Füze Yağmuru ve Artan Kaybılar: İsrail-İran Savaşı Şiddetini Artırıyor
İsrail ve İran arasında yaşanan doğrudan askeri çatışmanın üçüncü gününde tansiyon daha da yükseldi. İran'ın “Gerçek Söz 3” operasyonuyla başlattığı füze ve drone saldırıları, İsrail’in hayati öneme sahip petrol rafinerileri ile boru hatlarını hedef aldı. Savaşın resmi bilançosu, İsrail’de ölü sayısının İsrail İran savaşı nedeniyle 10'a, yaralı sayısının 390’a yükselmesiyle ağırlaşıyor. Yaralılar arasında durumu ağır olanlar da bulunuyor.
Bu saldırılarla birlikte, Petah Tikva’da sivillerin yaşadığı bir apartmana isabet eden İran füzesi, çok katlı binada ciddi yıkıma neden oldu. Apartmanın pek çok dairesi ağır hasar gördü, duvarlar adeta siyaha büründü. İsrail’in acil yardım ekipleri hayatını kaybedenler arasında yaşı yetmiş civarında kadın ve erkeklerin olduğunu doğruladı. Gençler de ölü ve yaralılar arasında.

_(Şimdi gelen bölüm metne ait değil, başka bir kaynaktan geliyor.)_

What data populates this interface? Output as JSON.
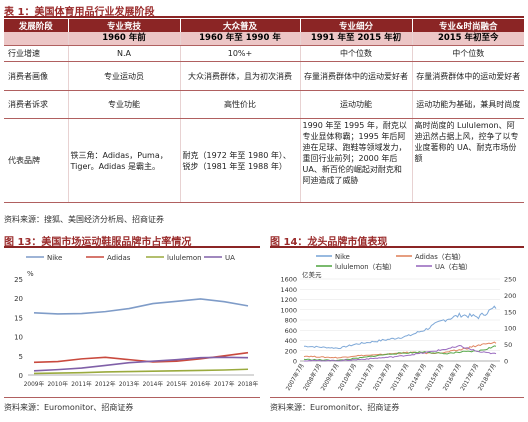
{
  "table1": {
    "title": "表 1：美国体育用品行业发展阶段",
    "header": [
      "发展阶段",
      "专业竞技",
      "大众普及",
      "专业细分",
      "专业&时尚融合"
    ],
    "periods": [
      "1960 年前",
      "1960 年至 1990 年",
      "1991 年至 2015 年初",
      "2015 年初至今"
    ],
    "rows": [
      {
        "label": "行业增速",
        "cells": [
          "N.A",
          "10%+",
          "中个位数",
          "中个位数"
        ]
      },
      {
        "label": "消费者画像",
        "cells": [
          "专业运动员",
          "大众消费群体，且为初次消费",
          "存量消费群体中的运动爱好者",
          "存量消费群体中的运动爱好者"
        ]
      },
      {
        "label": "消费者诉求",
        "cells": [
          "专业功能",
          "高性价比",
          "运动功能",
          "运动功能为基础，兼具时尚度"
        ]
      },
      {
        "label": "代表品牌",
        "cells": [
          "铁三角：Adidas，Puma，Tiger。Adidas 是霸主。",
          "耐克（1972 年至 1980 年）、锐步（1981 年至 1988 年）",
          "1990 年至 1995 年，耐克以专业显体称霸；1995 年后阿迪在足球、跑鞋等领域发力，重回行业前列；2000 年后 UA、新百伦的崛起对耐克和阿迪造成了威胁",
          "高时尚度的 Lululemon、阿迪迅然占据上风，控争了以专业度著称的 UA、耐克市场份额"
        ]
      }
    ],
    "source": "资料来源：搜狐、美国经济分析局、招商证券"
  },
  "chart13": {
    "title": "图 13：美国市场运动鞋服品牌市占率情况",
    "source": "资料来源：Euromonitor、招商证券"
  },
  "chart14": {
    "title": "图 14：龙头品牌市值表现",
    "unit": "亿美元",
    "source": "资料来源：Euromonitor、招商证券"
  },
  "chart_data": [
    {
      "type": "line",
      "ylabel": "%",
      "ylim": [
        0,
        25
      ],
      "yticks": [
        "0",
        "5",
        "10",
        "15",
        "20",
        "25"
      ],
      "categories": [
        "2009年",
        "2010年",
        "2011年",
        "2012年",
        "2013年",
        "2014年",
        "2015年",
        "2016年",
        "2017年",
        "2018年"
      ],
      "series": [
        {
          "name": "Nike",
          "color": "#7f9cc8",
          "values": [
            16.2,
            15.9,
            16.0,
            16.5,
            17.3,
            18.6,
            19.2,
            19.8,
            19.1,
            18.0
          ]
        },
        {
          "name": "Adidas",
          "color": "#c94a3e",
          "values": [
            3.3,
            3.5,
            4.2,
            4.6,
            4.0,
            3.4,
            3.6,
            4.2,
            5.0,
            5.8
          ]
        },
        {
          "name": "lululemon",
          "color": "#9aaa3e",
          "values": [
            0.4,
            0.5,
            0.6,
            0.8,
            0.9,
            1.0,
            1.1,
            1.2,
            1.3,
            1.5
          ]
        },
        {
          "name": "UA",
          "color": "#8060a8",
          "values": [
            1.1,
            1.4,
            1.8,
            2.5,
            3.2,
            3.6,
            4.0,
            4.5,
            4.6,
            4.5
          ]
        }
      ],
      "legend": "top",
      "grid": false
    },
    {
      "type": "line",
      "ylabel": "亿美元",
      "ylim": [
        0,
        1600
      ],
      "yticks": [
        "0",
        "200",
        "400",
        "600",
        "800",
        "1000",
        "1200",
        "1400",
        "1600"
      ],
      "y2ticks": [
        "0",
        "50",
        "100",
        "150",
        "200",
        "250"
      ],
      "xticks": [
        "2007年7月",
        "2008年7月",
        "2009年7月",
        "2010年7月",
        "2011年7月",
        "2012年7月",
        "2013年7月",
        "2014年7月",
        "2015年7月",
        "2016年7月",
        "2017年7月",
        "2018年7月"
      ],
      "series": [
        {
          "name": "Nike",
          "color": "#7fa9d8",
          "values": [
            290,
            270,
            250,
            330,
            380,
            430,
            490,
            620,
            800,
            900,
            860,
            1050
          ]
        },
        {
          "name": "Adidas（右轴）",
          "color": "#e08560",
          "values": [
            15,
            12,
            10,
            16,
            18,
            22,
            26,
            24,
            25,
            35,
            48,
            55
          ]
        },
        {
          "name": "lululemon（右轴）",
          "color": "#58a84a",
          "values": [
            5,
            3,
            2,
            8,
            15,
            22,
            25,
            28,
            22,
            27,
            30,
            45
          ]
        },
        {
          "name": "UA（右轴）",
          "color": "#9a6cc0",
          "values": [
            1,
            1,
            1,
            4,
            8,
            12,
            18,
            26,
            35,
            45,
            28,
            22
          ]
        }
      ],
      "legend": "top",
      "grid": true
    }
  ]
}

Saldırıların ardından enkazda arama kurtarma çalışmaları hız kazandı, sabah itibarıyla 35 kişinin hâlâ enkaz altında olabileceği tahmin ediliyor.
İran’ın Hedef Listesinde Enerji ve Bilim Odakları
İranlı askeri kaynaklar, dünün en çok dikkat çeken saldırılarının İsrail’in enerji altyapısı ve bilimsel merkezlerine yönelik olduğunu açıkladı. Akaryakıt tesisleri, jet yakıtı üretim merkezleri ve rafineriler özellikle hedef alındı. İran’ın saldırılarını, daha önce İsrail’in İran’daki petrol rafinerilerini vuran saldırısına misilleme olarak düzenlediği de doğrulandı. İran Devrim Muhafızları’nın açıklamasında, bu eylemlerin, geçen cuma günü İsrail saldırısıyla öldürülen İran İstihbarat Şefi Muhammed Kazemi’nin intikamı olduğu vurgulandı.
İran’ın hedeflerinden biri de Rehovot’taki Weizmann Bilim Enstitüsü oldu. Bilindiği gibi bu kurum, nükleer araştırmalarıyla öne çıkan bir merkez. İsrail yetkilileri, Weizmann Enstitüsü’nün bir bölümünün zarar gördüğünü doğruladı. Ancak, İran’ın bir başka iddiası olan Başbakan Netanyahu’nun Qesaria’daki ikametgahının isabet aldığı bilgisini İsrail tarafı teyit etmedi. Hadera’daki elektrik santrali de İran füzeleriyle vuruldu, enerji iletimi kesintiye uğradı. Bu saldırılar ülkede kısa süreli enerji krizi yaşanmasına neden oldu.
İran’da ise sağlık yetkilileri toplam can kaybını 224’e, yaralı sayısını 1.277’ye çıkardı. Bağımsız insan hakları örgütü Hengaw, ölenler arasında 14 çocuk, 18 kadın ve yaklaşık 300 askeri personelin olduğunu belirtti. Kaybın en fazla olduğu bölgeler ise Tahran, Doğu Azerbaycan, Kirmanşah, Lorestan ve Hamedan oldu. İran’da kayıpların bir bölümü sivil, önemli bir kısmı ise Devrim Muhafızları, ordu ve polis personeli olarak kayıtlara geçti.
İsrail ise tarihte görülmemiş şiddette askeri operasyonlarla İran’ı hedef almaya devam etti. Özellikle nükleer program tesisleri ve ordunun lider kadroları saldırı aldı. ABD’li yetkililerin iddiasına göre, Başkan Donald Trump, İsrail’in İran’ın dini lideri Ayetullah Ali Hamaney’e yönelik büyük bir saldırısını engelledi. Bu müdahalenin ardından İsrail harekat planlarını yeniden gözden geçirdi.
İki ülkede de yetkililer, karşılıklı yeni saldırılar için tehditler savuruyor. Sığınaklarda kalan sivillerin hayatını koruma refleksleri sayesinde İsrail’de kaybolan kişi sayısı düşük kaldı. Uluslararası aktörlerin ateşkes çağrılarına rağmen, savaşın kısa vadede durulacağına dair umutlar giderek azalıyor.